Coureur atypique dans le paddock, reconnu pour son franc-parler, l'Australien Mark Webber (Red Bull) s'est plongé dans ses accidents, son éducation, ses racines, lors d'un entretien avec l'AFP à l'occasion du Grand Prix d'Inde de Formule 1.
QUESTION: quelles sont vos premières impressions sur l'Inde?
REPONSE: "Quand on est en F1, on a la chance de pouvoir connaître beaucoup de cultures différentes. Par exemple, au Japon, si quelqu'un perd son portefeuille, ils le rapportent au commissariat le lendemain. A Barcelone, la situation est un peu différente. Ici, c'est encore autre chose: la nourriture, leur manière de tout faire dans la rue, etc. C'est un pays fascinant, très différent de ceux dans lesquels j'ai grandi".
Q: vous semblez avoir plus une mentalité de voyageur que de pilote de F1?
R: "Faire des choses simples me procure beaucoup de plaisir. Faire un feu de camp, ce genre de choses avec lesquelles j'ai grandi, mes racines. Etant impliqué dans ce sport depuis longtemps, j'ai vu de beaux hôtels, j'ai volé dans beaucoup d'avions, mais je ne me sens toujours pas complètement à ma place".
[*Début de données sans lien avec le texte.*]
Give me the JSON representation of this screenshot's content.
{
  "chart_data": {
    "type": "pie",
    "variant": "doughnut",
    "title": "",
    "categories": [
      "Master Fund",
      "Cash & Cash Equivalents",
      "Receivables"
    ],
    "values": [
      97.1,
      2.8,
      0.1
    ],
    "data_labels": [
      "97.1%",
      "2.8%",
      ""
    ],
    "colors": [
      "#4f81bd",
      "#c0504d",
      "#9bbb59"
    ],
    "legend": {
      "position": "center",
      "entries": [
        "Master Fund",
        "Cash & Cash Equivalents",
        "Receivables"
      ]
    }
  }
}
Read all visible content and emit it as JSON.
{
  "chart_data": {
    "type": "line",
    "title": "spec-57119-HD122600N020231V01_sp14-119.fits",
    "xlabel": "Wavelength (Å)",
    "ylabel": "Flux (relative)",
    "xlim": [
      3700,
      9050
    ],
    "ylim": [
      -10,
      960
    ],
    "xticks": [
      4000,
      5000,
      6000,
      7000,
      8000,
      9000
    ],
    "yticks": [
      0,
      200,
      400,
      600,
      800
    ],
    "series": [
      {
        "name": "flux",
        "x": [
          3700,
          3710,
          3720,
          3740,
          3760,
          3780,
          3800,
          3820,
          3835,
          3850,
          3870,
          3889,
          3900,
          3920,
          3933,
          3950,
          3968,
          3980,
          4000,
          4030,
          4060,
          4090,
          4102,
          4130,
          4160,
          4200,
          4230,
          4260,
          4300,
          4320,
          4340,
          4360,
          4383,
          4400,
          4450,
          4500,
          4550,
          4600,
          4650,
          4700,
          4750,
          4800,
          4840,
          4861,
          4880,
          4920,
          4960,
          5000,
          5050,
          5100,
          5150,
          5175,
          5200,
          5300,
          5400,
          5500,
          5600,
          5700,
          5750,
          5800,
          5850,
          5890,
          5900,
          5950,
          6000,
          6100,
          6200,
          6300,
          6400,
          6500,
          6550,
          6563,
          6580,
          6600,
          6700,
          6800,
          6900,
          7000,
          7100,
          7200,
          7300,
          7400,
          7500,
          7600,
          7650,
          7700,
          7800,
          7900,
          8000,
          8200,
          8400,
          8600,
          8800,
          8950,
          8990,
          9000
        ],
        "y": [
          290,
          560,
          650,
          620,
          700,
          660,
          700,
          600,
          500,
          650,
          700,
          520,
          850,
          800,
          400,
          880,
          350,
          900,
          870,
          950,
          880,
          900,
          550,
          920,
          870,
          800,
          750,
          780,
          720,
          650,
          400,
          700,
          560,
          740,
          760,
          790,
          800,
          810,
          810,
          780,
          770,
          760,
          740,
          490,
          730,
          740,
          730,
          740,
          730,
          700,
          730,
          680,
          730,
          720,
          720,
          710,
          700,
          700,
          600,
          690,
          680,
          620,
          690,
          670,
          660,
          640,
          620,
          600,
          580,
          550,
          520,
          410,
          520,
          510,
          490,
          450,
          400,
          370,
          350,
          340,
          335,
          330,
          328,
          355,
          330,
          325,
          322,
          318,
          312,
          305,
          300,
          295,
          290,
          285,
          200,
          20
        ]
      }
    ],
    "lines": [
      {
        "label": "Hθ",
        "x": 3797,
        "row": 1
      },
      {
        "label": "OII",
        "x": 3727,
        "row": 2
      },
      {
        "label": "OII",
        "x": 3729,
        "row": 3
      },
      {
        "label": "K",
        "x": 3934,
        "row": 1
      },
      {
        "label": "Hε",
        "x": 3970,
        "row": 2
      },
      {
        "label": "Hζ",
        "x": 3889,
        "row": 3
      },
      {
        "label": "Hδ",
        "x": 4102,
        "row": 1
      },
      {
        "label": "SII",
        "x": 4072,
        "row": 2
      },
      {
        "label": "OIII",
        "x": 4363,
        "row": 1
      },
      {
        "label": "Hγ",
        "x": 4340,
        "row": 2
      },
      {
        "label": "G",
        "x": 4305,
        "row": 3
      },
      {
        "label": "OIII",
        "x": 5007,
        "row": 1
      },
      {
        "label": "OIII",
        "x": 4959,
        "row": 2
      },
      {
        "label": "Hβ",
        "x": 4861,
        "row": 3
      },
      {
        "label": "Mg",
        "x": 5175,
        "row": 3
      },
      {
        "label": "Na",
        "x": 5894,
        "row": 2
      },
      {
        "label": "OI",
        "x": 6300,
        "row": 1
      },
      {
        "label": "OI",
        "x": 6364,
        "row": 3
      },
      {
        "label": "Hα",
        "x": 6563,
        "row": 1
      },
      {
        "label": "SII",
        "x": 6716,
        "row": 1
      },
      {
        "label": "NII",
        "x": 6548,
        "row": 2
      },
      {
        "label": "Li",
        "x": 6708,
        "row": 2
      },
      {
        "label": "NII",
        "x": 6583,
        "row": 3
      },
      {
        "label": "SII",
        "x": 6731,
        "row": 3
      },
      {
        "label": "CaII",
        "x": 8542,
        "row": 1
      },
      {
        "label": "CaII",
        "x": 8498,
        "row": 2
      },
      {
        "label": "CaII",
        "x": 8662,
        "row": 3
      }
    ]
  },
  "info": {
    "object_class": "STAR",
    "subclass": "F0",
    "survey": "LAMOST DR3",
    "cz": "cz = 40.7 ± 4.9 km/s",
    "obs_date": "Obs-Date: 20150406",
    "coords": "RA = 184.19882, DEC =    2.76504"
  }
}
Q: qu'avez-vous pensé du décès récent du motard Marco Simoncelli?
R: "Je regardais la course à la télé. C'était le cocktail d'évènements le plus monstrueux qu'on puisse imaginer. Tellement de petites choses se sont réunies pour faire de cet accident une tragédie. Marco était un superbe personnage, comme son père d'ailleurs. Quand celui-ci a parlé de tout ce que son fils avait réalisé, on pouvait voir que Marco était également quelqu'un de spécial à cause de son père. Les premiers mots de mon père ont eu beaucoup de poids pour moi."
Q: vous-même avez connu deux énormes accidents, aux 24 heures du Mans en 1999 et lors du GP de Valence de F1 en 2010. Comment appréhendez-vous le danger?
R: "Quand on est dans la voiture, on n'y pense pas. J'ai eu des accidents mais cela s'est bien passé pour moi. Je touche du bois. J'en tire des forces supplémentaires. Le Mans et Valence, c'étaient de gros chocs. Un pneu aurait pu me toucher. Mais ensuite quoi? Je m'en suis sorti. Donc il fallait continuer. Et la course après Valence, au final, j'ai gagné".
Q: avez-vous, du coup, tendance à vous sentir invincible?
R: "Non. Les gens pensent que lorsqu'on pilote une Formule 1 on est toujours à la limite. C'est le cas. Mais en général, nous contrôlons ce que nous faisons. Nous avons une énorme confiance dans les mécaniciens, dans la direction de course et bien sûr dans les autres pilote".
Q: pourquoi étiez-vous dans le rythme l'an passé et pas cette année?
R: "Les voitures sont très différentes de l'an passé. En 2010, j'étais dans la course et Sebastian se demandait ce qui se passait. La voiture était développée dans une direction. Ensuite, les voitures ont subi de petits changements, dans un autre sens, que (Vettel) adore. En plus, +Seb+ a ses points forts. Il est mon opposé en ce moment. Il est très fort dans la première partie de course, où il fait son trou. Mais ensuite, il n'y est plus vraiment. Cela dit, quand cela se produit, les jeux sont déjà faits".
Q: Christian Horner a indiqué qu'il avait demandé à toute l'équipe de vous pousser pour que vous terminiez 2e du Championnat. N'est-il pas surprenant que ce soutien soit si tardif?
R: (Il sourit) "Nous verrons comment iront les prochaines courses. (Une pause) Mais je n'ai pas répondu à votre question".
Q: pensez-vous encore pouvoir être sacré champion du monde?
R: "En tant que compétiteur, je vois toujours le verre à moitié plein".